4. Having ascertained the intention of the notification it may now be examined if ice-cream can be considered to be milk product. The ingredients and process of manufacturing ice-cream is described in Encyclopaedia Britannica (Vol. 11, 1973 Edition) thus:

Ingredients -- ...good-quality vanilla ice cream contains about 80 percent by weight of cream and milk products and 15 per cent sweeteners.... Cream, milk, milk solids-not-fat, sugar and sometimes egg yolks form the basis of all ice cream.... Manufacturing -- Pasteurization in the manufacturing process and homo-genization and automatically controlled freezing contribute to the quality of ice cream. Homogenization blends the fat globules with the milk solids-not-fat to help form a stable emulsion and aids development of a smoother texture by retarding churning of the fat globules in the freezer. Automatic control of the whipping process produces ice cream of uniform consistency, the whipping, which incorporates air, being necessary to produce a palatable product.... The mix for ice cream contains all the ingredients except the fruits, nuts or other special flavouring. The mix is pasteurized and homogenized and then cooled rapidly to not more than -- 40F.

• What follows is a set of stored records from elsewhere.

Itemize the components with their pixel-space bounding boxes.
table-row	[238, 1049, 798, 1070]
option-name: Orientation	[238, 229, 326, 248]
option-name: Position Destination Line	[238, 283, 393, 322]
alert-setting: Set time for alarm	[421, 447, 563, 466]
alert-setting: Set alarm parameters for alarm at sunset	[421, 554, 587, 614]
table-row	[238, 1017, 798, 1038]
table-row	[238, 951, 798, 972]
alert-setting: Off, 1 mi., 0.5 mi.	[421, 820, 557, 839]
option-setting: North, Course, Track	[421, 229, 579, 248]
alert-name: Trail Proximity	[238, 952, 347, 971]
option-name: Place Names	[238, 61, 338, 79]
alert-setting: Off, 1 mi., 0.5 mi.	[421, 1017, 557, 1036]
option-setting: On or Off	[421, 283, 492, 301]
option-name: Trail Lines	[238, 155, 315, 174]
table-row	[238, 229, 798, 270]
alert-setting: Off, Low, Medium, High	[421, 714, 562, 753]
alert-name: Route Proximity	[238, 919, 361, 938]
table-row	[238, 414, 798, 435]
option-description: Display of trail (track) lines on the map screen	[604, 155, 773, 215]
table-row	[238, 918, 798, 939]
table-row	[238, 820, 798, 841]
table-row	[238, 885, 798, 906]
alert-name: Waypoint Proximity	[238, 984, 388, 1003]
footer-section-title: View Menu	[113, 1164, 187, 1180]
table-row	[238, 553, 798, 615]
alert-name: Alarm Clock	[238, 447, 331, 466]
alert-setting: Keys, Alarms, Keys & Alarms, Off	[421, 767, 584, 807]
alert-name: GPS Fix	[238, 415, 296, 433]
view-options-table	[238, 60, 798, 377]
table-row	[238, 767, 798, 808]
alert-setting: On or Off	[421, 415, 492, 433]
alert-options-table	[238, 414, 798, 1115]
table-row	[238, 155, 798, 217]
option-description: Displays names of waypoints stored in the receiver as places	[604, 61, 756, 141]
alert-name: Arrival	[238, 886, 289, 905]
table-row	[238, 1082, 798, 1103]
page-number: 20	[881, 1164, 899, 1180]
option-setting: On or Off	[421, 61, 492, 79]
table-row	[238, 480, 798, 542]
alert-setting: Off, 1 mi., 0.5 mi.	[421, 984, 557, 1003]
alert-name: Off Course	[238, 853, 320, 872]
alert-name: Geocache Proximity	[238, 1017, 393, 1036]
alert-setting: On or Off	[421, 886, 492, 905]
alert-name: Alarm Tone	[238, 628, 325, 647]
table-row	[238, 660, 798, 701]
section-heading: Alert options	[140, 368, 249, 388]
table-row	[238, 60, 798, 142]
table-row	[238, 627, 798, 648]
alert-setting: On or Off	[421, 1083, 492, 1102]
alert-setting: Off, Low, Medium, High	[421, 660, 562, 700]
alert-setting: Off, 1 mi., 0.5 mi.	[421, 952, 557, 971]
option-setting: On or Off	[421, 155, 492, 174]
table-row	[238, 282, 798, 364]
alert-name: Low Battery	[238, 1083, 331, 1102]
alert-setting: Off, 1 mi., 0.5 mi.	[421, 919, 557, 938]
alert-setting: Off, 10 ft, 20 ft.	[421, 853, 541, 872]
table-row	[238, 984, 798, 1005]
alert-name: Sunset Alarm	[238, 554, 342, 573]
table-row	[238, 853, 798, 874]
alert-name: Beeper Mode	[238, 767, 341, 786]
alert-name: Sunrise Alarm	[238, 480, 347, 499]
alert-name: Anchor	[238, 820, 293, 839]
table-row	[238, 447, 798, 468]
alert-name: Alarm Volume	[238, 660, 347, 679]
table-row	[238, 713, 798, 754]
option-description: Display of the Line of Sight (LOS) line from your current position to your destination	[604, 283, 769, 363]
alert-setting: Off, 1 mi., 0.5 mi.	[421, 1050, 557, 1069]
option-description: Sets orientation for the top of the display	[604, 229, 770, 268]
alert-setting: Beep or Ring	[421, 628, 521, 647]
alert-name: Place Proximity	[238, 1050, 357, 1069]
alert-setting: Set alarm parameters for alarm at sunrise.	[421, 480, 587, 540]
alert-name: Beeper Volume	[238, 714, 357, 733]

5. The basic ingredients of ice-cream are milk and its products and the only process involved is cooling the mixture so that it becomes hard. As ice-cream is prepared from milk and contains nothing but milk it is milk product as described in the notification. Lassi is prepared from dahi (curd), a milk product, and yet in the Dina Nath Lassiwala's case [1971] 28 S.T.C. 173, lassi was held to be a milk product. In Kwality Ice Cream Co. v. Sales Tax Officer [1974] 34 S.T.C. 396, the High Court of Delhi held that ice-cream is a milk product. In Dayal Singh Kulfiwale, Aminabad Park, Lucknow v., Commissioner of Sales Tax 1970 U.P.T.C. 732, it was held by this Court that kulfi is a milk product. It is thus clear that ice-cream being a milk product was exempt from sales tax and the revising authority rightly excluded the turnover and directed the assessing authority to reframe the order.

6. In the result, these revisions fail and are dismissed. The question of law raised by the Commissioner of Sales Tax is decided by saying that ice-cream, being a milk product, is exempt from sales tax. The assessee shall be entitled to its costs, which are assessed at Rs. 200; one set only.